Is this heli suitable for a beginner? Absolutely. In fact, I feel that between starting with a good flight simulator, the Blade mSR, and a structured lesson plan like the RADD Method or the system presented over on [...], pretty much anyone can learn to fly an R/C helicopter pretty painlessly. I know that E-flight recommends this as a second helicopter, but I do feel that this model is more than docile enough to learn on. Thing is that a coaxial heli does fly different from a single rotor, and if getting a collective pitch heli is the ultimate goal, something like the mSR is probably a better place to start. Keep in mind too that not so long ago the only real way to learn to fly helis was on a nitro powered machine. Talk about stress! Really says a lot about how far this niche of the hobby has matured. Yet with the adjustable settings and options, the Blade mSR offers plenty of room for growth. IMO E-Flite came up with a real winner in the mSR.

by Garren(-)

  • Challenging, but fun!

 After enjoying the MCX so much, I wasn’t sure if I should buy the MSR, the CP Pro, or jump straight to the Blade 400, which will be my next heli. I almost went with a CP Pro since the price is close but you get a good 6 channel radio with the CP. Thing is, you get a better 6 channel transmitter with the Blade 400, so the MSR BNF still seemed like the most cost effective stepping stone.

At first, I thought I made a mistake because the MSR was much more unpredictable than the MCX, and I thought the problem was partly the imprecise basic transmitter. But after some practice, most of the the unpredictability was due to me learning single-rotor flight characteristics. The basic radio is definitely too vague and clunky for the MSR, but it is adequate.

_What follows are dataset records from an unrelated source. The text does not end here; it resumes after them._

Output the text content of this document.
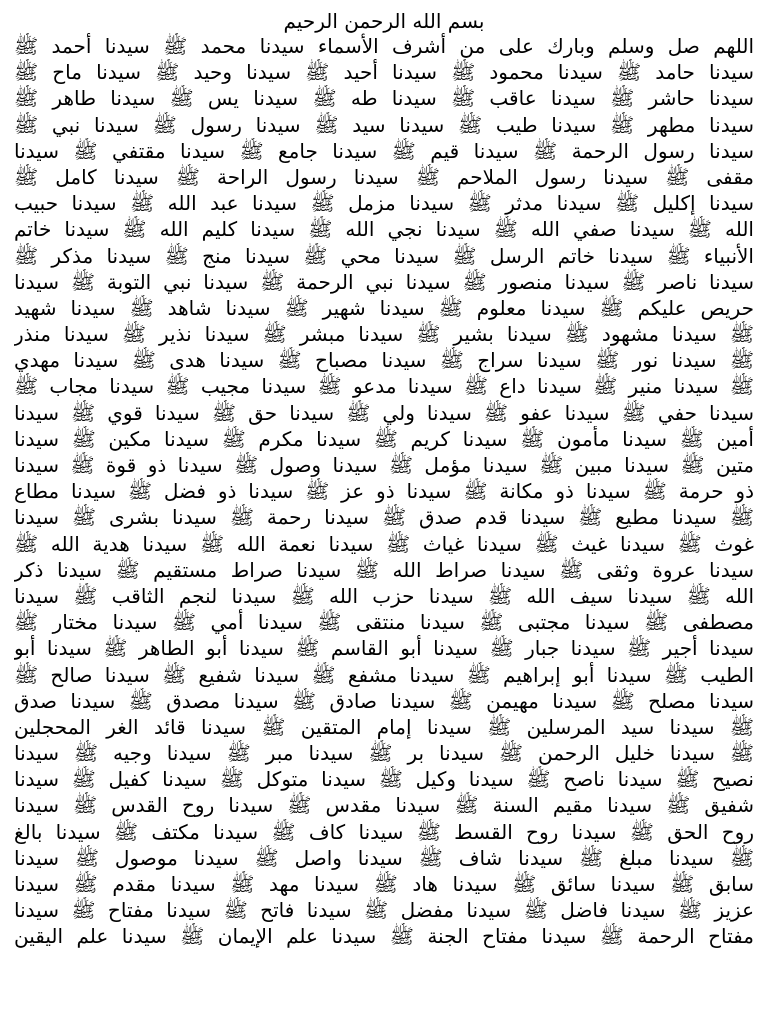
بسم الله الرحمن الرحيم
اللهم صل وسلم وبارك على من أشرف الأسماء سيدنا محمد ﷺ سيدنا أحمد ﷺ
سيدنا حامد ﷺ سيدنا محمود ﷺ سيدنا أحيد ﷺ سيدنا وحيد ﷺ سيدنا ماح ﷺ
سيدنا حاشر ﷺ سيدنا عاقب ﷺ سيدنا طه ﷺ سيدنا يس ﷺ سيدنا طاهر ﷺ
سيدنا مطهر ﷺ سيدنا طيب ﷺ سيدنا سيد ﷺ سيدنا رسول ﷺ سيدنا نبي ﷺ
سيدنا رسول الرحمة ﷺ سيدنا قيم ﷺ سيدنا جامع ﷺ سيدنا مقتفي ﷺ سيدنا
مقفى ﷺ سيدنا رسول الملاحم ﷺ سيدنا رسول الراحة ﷺ سيدنا كامل ﷺ
سيدنا إكليل ﷺ سيدنا مدثر ﷺ سيدنا مزمل ﷺ سيدنا عبد الله ﷺ سيدنا حبيب
الله ﷺ سيدنا صفي الله ﷺ سيدنا نجي الله ﷺ سيدنا كليم الله ﷺ سيدنا خاتم
الأنبياء ﷺ سيدنا خاتم الرسل ﷺ سيدنا محي ﷺ سيدنا منج ﷺ سيدنا مذكر ﷺ
سيدنا ناصر ﷺ سيدنا منصور ﷺ سيدنا نبي الرحمة ﷺ سيدنا نبي التوبة ﷺ سيدنا
حريص عليكم ﷺ سيدنا معلوم ﷺ سيدنا شهير ﷺ سيدنا شاهد ﷺ سيدنا شهيد
ﷺ سيدنا مشهود ﷺ سيدنا بشير ﷺ سيدنا مبشر ﷺ سيدنا نذير ﷺ سيدنا منذر
ﷺ سيدنا نور ﷺ سيدنا سراج ﷺ سيدنا مصباح ﷺ سيدنا هدى ﷺ سيدنا مهدي
ﷺ سيدنا منير ﷺ سيدنا داع ﷺ سيدنا مدعو ﷺ سيدنا مجيب ﷺ سيدنا مجاب ﷺ
سيدنا حفي ﷺ سيدنا عفو ﷺ سيدنا ولي ﷺ سيدنا حق ﷺ سيدنا قوي ﷺ سيدنا
أمين ﷺ سيدنا مأمون ﷺ سيدنا كريم ﷺ سيدنا مكرم ﷺ سيدنا مكين ﷺ سيدنا
متين ﷺ سيدنا مبين ﷺ سيدنا مؤمل ﷺ سيدنا وصول ﷺ سيدنا ذو قوة ﷺ سيدنا
ذو حرمة ﷺ سيدنا ذو مكانة ﷺ سيدنا ذو عز ﷺ سيدنا ذو فضل ﷺ سيدنا مطاع
ﷺ سيدنا مطيع ﷺ سيدنا قدم صدق ﷺ سيدنا رحمة ﷺ سيدنا بشرى ﷺ سيدنا
غوث ﷺ سيدنا غيث ﷺ سيدنا غياث ﷺ سيدنا نعمة الله ﷺ سيدنا هدية الله ﷺ
سيدنا عروة وثقى ﷺ سيدنا صراط الله ﷺ سيدنا صراط مستقيم ﷺ سيدنا ذكر
الله ﷺ سيدنا سيف الله ﷺ سيدنا حزب الله ﷺ سيدنا لنجم الثاقب ﷺ سيدنا
مصطفى ﷺ سيدنا مجتبى ﷺ سيدنا منتقى ﷺ سيدنا أمي ﷺ سيدنا مختار ﷺ
سيدنا أجير ﷺ سيدنا جبار ﷺ سيدنا أبو القاسم ﷺ سيدنا أبو الطاهر ﷺ سيدنا أبو
الطيب ﷺ سيدنا أبو إبراهيم ﷺ سيدنا مشفع ﷺ سيدنا شفيع ﷺ سيدنا صالح ﷺ
سيدنا مصلح ﷺ سيدنا مهيمن ﷺ سيدنا صادق ﷺ سيدنا مصدق ﷺ سيدنا صدق
ﷺ سيدنا سيد المرسلين ﷺ سيدنا إمام المتقين ﷺ سيدنا قائد الغر المحجلين
ﷺ سيدنا خليل الرحمن ﷺ سيدنا بر ﷺ سيدنا مبر ﷺ سيدنا وجيه ﷺ سيدنا
نصيح ﷺ سيدنا ناصح ﷺ سيدنا وكيل ﷺ سيدنا متوكل ﷺ سيدنا كفيل ﷺ سيدنا
شفيق ﷺ سيدنا مقيم السنة ﷺ سيدنا مقدس ﷺ سيدنا روح القدس ﷺ سيدنا
روح الحق ﷺ سيدنا روح القسط ﷺ سيدنا كاف ﷺ سيدنا مكتف ﷺ سيدنا بالغ
ﷺ سيدنا مبلغ ﷺ سيدنا شاف ﷺ سيدنا واصل ﷺ سيدنا موصول ﷺ سيدنا
سابق ﷺ سيدنا سائق ﷺ سيدنا هاد ﷺ سيدنا مهد ﷺ سيدنا مقدم ﷺ سيدنا
عزيز ﷺ سيدنا فاضل ﷺ سيدنا مفضل ﷺ سيدنا فاتح ﷺ سيدنا مفتاح ﷺ سيدنا
مفتاح الرحمة ﷺ سيدنا مفتاح الجنة ﷺ سيدنا علم الإيمان ﷺ سيدنا علم اليقين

I find the MSR a little frustrating because it can (and often does) go way too fast for indoors, but at a mere 0.8 ounces plus 0.2 for the battery, any wind blows it away. It’s a great little performer without a reliable venue.

Great: Maneuverability, speed, overall durability, single rotor, sounds angry, extra tail rotor and mixing flybar, comes with two batteries (uses one at a time) and a great 4-battery charger with a wall plug.

Frustrating: Unstable in a light wind, too sporty for the basic transmitter (precision control is much better in the low rate mode, but then it lacks the control throw to move any faster than an MCX), flight time per battery is shorter than the MCX even with the 120mAh battery.

The MSR’s surprising, MCX-like durability was definitely the best reason to choose it as an intro to single rotor flying.